What repeated consistent digital doubling means, exactly, is best demonstrated through a story about an emperor and a chessboard. As legend has it, when chess was invented in sixth century India, the inventor was given an audience with the emperor. When asked to name his prize, the inventor asked for a single grain of rice to be placed on the first square of the chessboard, two to be placed on the second, four on the third, and so on, with the quantity of rice doubling every square. What most people, including the emperor, fail to realize is that if this pattern continues, by the final square the emperor would owe the inventor eighteen quintillion grains of rice, more rice than has been produced in the history of the world.
The chessboard example is a useful tool to think about the dramatic impacts of digital doubling. As the authors write, in the first half of the chessboard we can still imagine the quantities of rice: after 32 squares, the emperor owes 4 billion grains, a number we can conceptualize. It’s in the second half of the chessboard that the quantities quickly become unimaginable. And the authors argue that we’ve recently entered the second half of the chessboard.
The Second Half of the Chessboard
I was thinking about rice and the second half of the chessboard when I read the New York Times article last month The Great AI Awakening, documenting Google’s efforts to improve its Google Translate service. I highly recommend the entire article, but the summary is that things are quickly becoming unimaginable.
The old version of Google Translate relied on computer code written over a decade by hundreds of Google’s smartest engineers, which matched individual phrases in one language to another using a massive database of texts. The system was incredibly complex, but still worked off of algorithms constructed by Google engineers. And while the service was revolutionary, the phrase-by-phrase, rule-based system often produced translations that were clunky and awkward to native speakers.

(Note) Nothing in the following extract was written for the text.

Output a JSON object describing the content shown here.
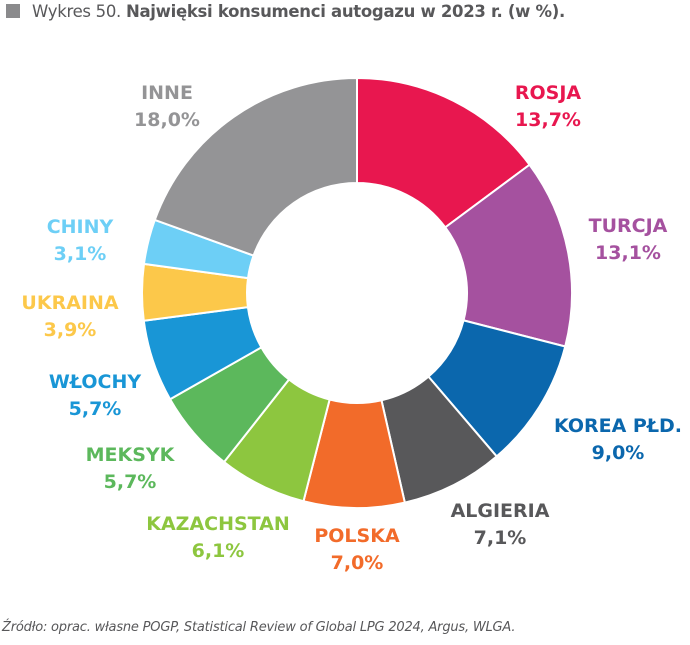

Enter Google Brain. This elite team at Google created a “neural network” – essentially an effort to replicate the human mind in the digital space – that would learn the way a human does from her earliest years: through trial and error, experiencing successes and failure, identifying patterns, improving on its own. The goal was that Google Translate would no longer be relying on a set of rules written by humans, but that it would go off and learn on its own.
And it did. Over nine-months, the neural network that Google Brain created made advancements in the fluidity of translation that were off the charts, surpassing gains made by the previous system over its entire ten years of development.
This feels like the second half of the chessboard. Through advancements in technology and processing power, really smart people were able to create something in nine months that made the already amazing work of hundreds of other smart people, compiled over ten years, essentially obsolete.
The previous distinction in trying to figure out which jobs would be automated and which were safe was routine vs. complex: routine work, be it cognitive or manual, that could be broken down to a set of rules, would be automated; more complex knowledge work was safe for now.
But what we now see is that the set of rules machines can follow are now much broader, and in some cases they’re writing their own rules, identifying their own patterns, and moving into areas of work we thought were squarely in the human domain.
What does this mean for all of us?
For starters, no one can predict the future. But it seems the best way to prepare for this uncertain future is by getting as much and as broad an education as possible. “Unskilled” work, requiring only a high school degree, is rapidly being automated, and only more automation is promised. And even higher education too narrowly focused could lock one into a set of narrow skills that may soon be automated. Better, it seems, to seek a broad knowledge base, learn how to learn, and develop widely transferable skills in communication, critical thinking, and collaboration that can be applied to any job.
Things are already changing rapidly, and if we are in the second half of the chess board, things are just going to move faster. The education we all need is the one that will allow us to adjust to the changes we can’t yet imagine as we move to the next square.